誰かと話をしたい時に、それって何か答えを知りたかったわけじゃなくて、声が聞きたかっただけというかね。それだけでよかったのに、さして意味のなかった質問に丁寧に答えてくれた感じ。この映画はそういうところがあるよね。別に何かを知りたかったわけじゃない。
「あぁそうなんす・・・」
としか言いようがない。そこは別にいいよってね。
小豆島ことガンダーラ
この小豆島ことガンダーラのルールというか世界観がわからないもんだから(原作未読)、西片と高木さんの関係は古い言葉でいうと
「ずっと友達以上恋人未満」
みたいなところで劇場版はそこから
DEPARTURES(arrival ver.)
って(しつこい)ことでいいのかな。金鳥の夏、日本の夏、中三の夏っていうかなんだかそこに一生懸命なこだわりを、さらに全編にわたって見せてくれるんだけども、パンチが足りないわパンチが。
「顔はマズいからボディにしな」
的なね。いやそんな話じゃねぇだろって言われたらおっしゃるとおりでございます、はい。
いやそれでも
何が足りないってさ
あと1歩前へ進めばわかるの
それともあと1歩下がればいいの
っていう「とにかく無性に…」(Straight Run)さが足りない。西片は高木さんを、高木さんは西片をすでにお互いに独り占めしているからさ。不安な描写ってのがあっても軽薄。漂ってこないわけですよ。何がとは言いませんけどもまぁ余韻というか残り香的な。
「俺はそれでも高木さんが」
「わたしはやっぱり西片が」
って観客に思わせるような劇じゃないとダメでしょ。もうほんと全然ダメ(失礼)。何回も劇場に足を運んでやっと辿り着いた感想が
「もうほんと全然ダメ」
って・・・。そこは大人だからとか中学生だからとかじゃなくて劇だからね、ちゃんとやらないと。
え~総評
正確に言えば「今風の」余韻も残り香もあるのだけれど、それを素直に受け入れるには自分が歳をとりすぎたというのか時代が違いすぎるというのか。

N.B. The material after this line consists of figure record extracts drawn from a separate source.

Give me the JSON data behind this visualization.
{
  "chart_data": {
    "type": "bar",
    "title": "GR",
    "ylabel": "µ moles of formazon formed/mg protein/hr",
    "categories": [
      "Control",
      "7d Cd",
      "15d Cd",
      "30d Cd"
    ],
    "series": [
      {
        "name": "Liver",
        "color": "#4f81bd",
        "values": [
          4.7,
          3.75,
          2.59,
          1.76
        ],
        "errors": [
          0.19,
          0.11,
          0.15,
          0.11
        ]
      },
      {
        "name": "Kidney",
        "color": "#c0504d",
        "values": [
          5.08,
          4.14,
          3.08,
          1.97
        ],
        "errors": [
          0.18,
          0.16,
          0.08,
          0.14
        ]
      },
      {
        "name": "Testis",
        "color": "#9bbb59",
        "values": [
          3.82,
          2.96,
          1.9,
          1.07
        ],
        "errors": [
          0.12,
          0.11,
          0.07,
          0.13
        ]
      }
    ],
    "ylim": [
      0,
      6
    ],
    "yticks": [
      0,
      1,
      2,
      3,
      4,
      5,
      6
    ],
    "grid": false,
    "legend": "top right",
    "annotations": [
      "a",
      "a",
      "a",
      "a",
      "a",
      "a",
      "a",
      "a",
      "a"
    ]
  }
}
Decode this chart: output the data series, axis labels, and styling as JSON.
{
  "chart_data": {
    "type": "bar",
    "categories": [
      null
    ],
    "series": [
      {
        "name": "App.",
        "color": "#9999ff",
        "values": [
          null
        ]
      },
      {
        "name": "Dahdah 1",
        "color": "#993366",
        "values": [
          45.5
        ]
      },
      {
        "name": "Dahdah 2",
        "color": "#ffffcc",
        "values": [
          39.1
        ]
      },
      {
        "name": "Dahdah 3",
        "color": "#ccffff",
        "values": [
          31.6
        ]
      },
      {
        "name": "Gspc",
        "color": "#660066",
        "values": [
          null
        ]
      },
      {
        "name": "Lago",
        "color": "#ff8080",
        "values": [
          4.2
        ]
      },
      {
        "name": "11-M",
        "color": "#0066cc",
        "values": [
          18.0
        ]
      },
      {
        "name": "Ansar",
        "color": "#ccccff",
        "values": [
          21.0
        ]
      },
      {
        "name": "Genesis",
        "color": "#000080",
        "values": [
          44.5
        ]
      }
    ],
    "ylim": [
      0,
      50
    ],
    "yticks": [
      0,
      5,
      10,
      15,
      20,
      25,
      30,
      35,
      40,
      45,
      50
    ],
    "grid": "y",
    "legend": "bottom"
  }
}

特別な瞬間もそうでない瞬間もあまりにも手軽に記憶ではなく記録にする、そんな毎日じゃ思い出の欠片の重さが違うでしょ。良い悪いじゃないんだけどね。
「真っ直ぐ来いよ」
ってより
「真っ直ぐしか来ようがない」
だもんで、これでいいんだろうけど二人の恋の行方とか「行くべきところへ行ってまいります」と最後の挨拶に「そらそうだろ・・・」としか言葉がでてこない、そんな映画だったね。
原作あるし終了しているわけでもないから無難にしかできないんだろうけど。むしろ原作の範疇を飛び出して、やらかしてこそ一回ポッキリの中三の夏じゃねぇのかよ。なんてね。